C'était hier la troisième escale montréalaise de Feist depuis la sortie de son album The Reminder au printemps 2007. On imagine les conséquences du mégatube 1234, propulsé par Apple comme on le sait, sur les ventes de disques et de billets pour la chanteuse canadienne. Pour être précis, près de 6000 places avaient été achetées hier au Théâtre du Centre Bell, question de faire durer le plaisir.

Question à 100 piastres: Feist a-t-elle a le charisme nécessaire aux grandes célébrations d'aréna? Au bout d'une vingtaine de chansons, on peut aisément observer qu'elle est en voie d'acquérir cette autorité... sans diluer la singularité de ses propositions... et sans être encore arrivée à ses fins.

 

La soirée s'est amorcée derrière un écran chinois alors que Leslie Feist créait en direct une polyphonie vocale, superposant les boucles enregistrées sur place, une technique reprise par tant d'artistes dont la brillante Juana Molina dont on faisait jouer la musique à l'entracte. Excellent prétexte pour interpréter Help Is On Its Way de la formation australienne Little River Band.

Des gouttes d'eau géantes circulent lentement sur l'écran géant pendant que la chanteuse canadienne interprète So Sorry. Des cristaux de synthèse se forment sur l'image, apparaissent des images bucoliques derrière la soliste pendant qu'on lui balance des plumes sur la tête et qu'elle entonne une version subtilement arrangée de Mushaboom.

Des feux d'artifice inondent ensuite l'écran, la variable rock s'amène dans l'équation Feist, on observe que cette version de Feel It All s'avère clairement plus musclée que l'enregistrement originel, l'objectif étant de faire grimper l'auditoire du Centre Bell.

Les fans se montrent alors prêts pour... une power ballade plaquée de puissants accords de claviers: plutôt soul de facture, Limit To Your Love met à l'épreuve l'organe vocal de Leslie Feist, un défi qu'elle relève avec succès. Très joli grain de voix, la puissance nécessaire à une telle scène et un tel amphithéâtre, mais encore... on ne peut conclure à l'autorité nécessaire aux grandes soirées fédératrices.

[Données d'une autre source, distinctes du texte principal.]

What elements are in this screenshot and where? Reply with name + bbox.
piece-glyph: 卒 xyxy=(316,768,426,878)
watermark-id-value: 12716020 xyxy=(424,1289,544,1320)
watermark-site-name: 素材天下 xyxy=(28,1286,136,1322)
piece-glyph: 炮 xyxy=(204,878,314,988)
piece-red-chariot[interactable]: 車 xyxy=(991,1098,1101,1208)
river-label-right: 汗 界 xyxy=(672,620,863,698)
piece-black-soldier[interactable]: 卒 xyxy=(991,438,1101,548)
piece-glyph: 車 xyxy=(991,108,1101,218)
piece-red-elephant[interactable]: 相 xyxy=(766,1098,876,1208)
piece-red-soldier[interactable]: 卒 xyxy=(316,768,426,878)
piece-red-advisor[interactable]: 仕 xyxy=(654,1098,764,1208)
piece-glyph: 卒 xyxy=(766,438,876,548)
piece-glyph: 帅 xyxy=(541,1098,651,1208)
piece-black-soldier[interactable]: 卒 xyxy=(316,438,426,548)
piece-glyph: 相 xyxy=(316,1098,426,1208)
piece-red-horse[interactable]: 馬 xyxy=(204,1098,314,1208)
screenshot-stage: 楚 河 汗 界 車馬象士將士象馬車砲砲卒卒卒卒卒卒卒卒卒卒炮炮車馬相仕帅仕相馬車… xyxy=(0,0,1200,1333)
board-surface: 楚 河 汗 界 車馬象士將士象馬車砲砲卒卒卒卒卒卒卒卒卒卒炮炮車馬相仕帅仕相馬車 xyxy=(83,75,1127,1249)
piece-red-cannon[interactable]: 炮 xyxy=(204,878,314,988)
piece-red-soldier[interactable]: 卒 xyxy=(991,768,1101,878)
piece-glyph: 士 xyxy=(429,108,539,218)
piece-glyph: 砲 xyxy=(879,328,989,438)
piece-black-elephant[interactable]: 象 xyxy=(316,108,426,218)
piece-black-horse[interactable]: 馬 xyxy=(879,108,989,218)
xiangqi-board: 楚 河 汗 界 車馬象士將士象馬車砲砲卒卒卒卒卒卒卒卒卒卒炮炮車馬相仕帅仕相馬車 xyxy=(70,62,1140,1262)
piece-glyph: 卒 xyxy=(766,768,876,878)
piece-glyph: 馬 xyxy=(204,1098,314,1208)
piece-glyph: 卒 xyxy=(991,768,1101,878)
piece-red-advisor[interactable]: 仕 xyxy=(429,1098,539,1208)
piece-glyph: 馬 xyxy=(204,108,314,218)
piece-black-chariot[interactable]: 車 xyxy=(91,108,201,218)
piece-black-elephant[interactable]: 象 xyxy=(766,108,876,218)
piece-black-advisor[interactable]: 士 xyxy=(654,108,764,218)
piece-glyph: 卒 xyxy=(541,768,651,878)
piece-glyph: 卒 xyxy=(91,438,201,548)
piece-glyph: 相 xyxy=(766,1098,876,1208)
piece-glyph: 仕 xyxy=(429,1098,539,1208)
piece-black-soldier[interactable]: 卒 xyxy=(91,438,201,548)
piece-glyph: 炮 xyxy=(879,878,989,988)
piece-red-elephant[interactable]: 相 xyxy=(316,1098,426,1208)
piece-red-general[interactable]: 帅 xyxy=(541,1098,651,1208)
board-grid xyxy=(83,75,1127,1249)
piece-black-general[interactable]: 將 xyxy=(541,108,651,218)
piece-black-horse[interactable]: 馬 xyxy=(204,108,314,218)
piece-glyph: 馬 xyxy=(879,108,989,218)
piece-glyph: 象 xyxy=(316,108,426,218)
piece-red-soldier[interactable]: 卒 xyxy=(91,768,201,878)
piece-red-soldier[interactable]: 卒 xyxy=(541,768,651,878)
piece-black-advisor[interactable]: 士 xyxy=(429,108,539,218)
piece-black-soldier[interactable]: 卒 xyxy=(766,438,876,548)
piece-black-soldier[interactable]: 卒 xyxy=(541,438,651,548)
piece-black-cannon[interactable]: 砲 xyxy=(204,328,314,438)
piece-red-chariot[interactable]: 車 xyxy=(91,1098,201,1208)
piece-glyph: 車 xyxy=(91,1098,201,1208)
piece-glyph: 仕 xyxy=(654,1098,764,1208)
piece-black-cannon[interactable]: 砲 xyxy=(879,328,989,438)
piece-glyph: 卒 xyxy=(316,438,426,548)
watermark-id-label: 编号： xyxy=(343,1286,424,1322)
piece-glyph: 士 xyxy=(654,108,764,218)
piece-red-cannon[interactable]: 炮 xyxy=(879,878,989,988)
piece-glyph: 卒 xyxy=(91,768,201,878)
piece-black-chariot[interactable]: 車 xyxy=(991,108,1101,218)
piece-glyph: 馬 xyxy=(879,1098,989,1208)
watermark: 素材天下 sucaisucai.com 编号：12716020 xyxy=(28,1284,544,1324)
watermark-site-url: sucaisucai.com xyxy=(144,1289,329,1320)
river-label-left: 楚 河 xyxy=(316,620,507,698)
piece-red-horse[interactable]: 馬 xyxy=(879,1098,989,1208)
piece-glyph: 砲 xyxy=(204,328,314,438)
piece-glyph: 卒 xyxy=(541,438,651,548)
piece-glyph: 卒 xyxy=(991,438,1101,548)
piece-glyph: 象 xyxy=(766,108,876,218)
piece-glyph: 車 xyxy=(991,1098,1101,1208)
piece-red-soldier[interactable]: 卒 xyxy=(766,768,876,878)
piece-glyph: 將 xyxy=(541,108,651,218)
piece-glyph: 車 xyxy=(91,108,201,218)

La longue introduction de When I Was A Young Girl, classique de Nina Simone, préfigure une version assez rude de ce standard associé au jazz. De nouveau, Feist nous balance des surimpressions de voix enregistrée ici et maintenant, c'est l'heure de Honey Honey. L'écran géant devient alors un terrain de jeu propice à l'art contemporain, la chanteuse enchaîne improvisations guitaristiques et vocales. Seule à la guitare, elle interprète Sunset, une chanson qui n'a pas été endisquée, suivie d'Intuition, de facture country folk.

Retour au rock avec une lecture très costaude de My Moon My Man derrière laquelle un film noir et blanc illustre le mouvement dynamique de marteaux du piano - ce qui n'est pas sans rappeler le concept de Pianovision de son ami et réalisateur Gonzales. Dans le même esprit, la version vitaminée de Past In Présent soulève la foule jusque-là attentive mais loin d'être survoltée. Même effet généré par Phantoms, une autre petite nouvelle.

On tape des mains allègrement pour la version plutôt jazzy de Gatekeeper, avec ligne de trompette à l'appui. Longue introduction aux claviers pour How My Heart Behaves, un coeur se met à battre dans la silhouette géante de la chanteuse, reproduite en toile de fond.

Puis c'est 1234, accueillie chaleureusement malgré sa transformation en hymne à la gloire des bidules Apple. Derrière le band et sa chanteuse, des confettis agrandis au microscope sur l'écran précèdent une lecture très dynamique de Sea Lion Woman, avec toute la ferveur des grands élans gospel. Et soudain, les confettis deviennent réalité, émerveillent le public.

Le rappel s'ouvre dans l'eau: Water, très sentimentale et apparemment très aimée de ses fans, est jouée derrière un écran chinois, question de boucler la boucle avec le début du spectacle. Secret Heart, le second rappel, est une reprise de Ron Sexmith, servie façon country folk avec condiments alternatifs. Let It Die, totalement réarrangée par rapport à la version d'origine, nous prépare à aller au dodo. On voit enfin défiler les crédits sur l'écran, le générique pastiche les films d'antan.

En somme? Feist n'est peut-être pas encore en mesure d'incendier les arénas, mais on peut dire, à n'en point douter, que cette artiste a du goût. Un goût certain qui ne cesse de gagner du terrain.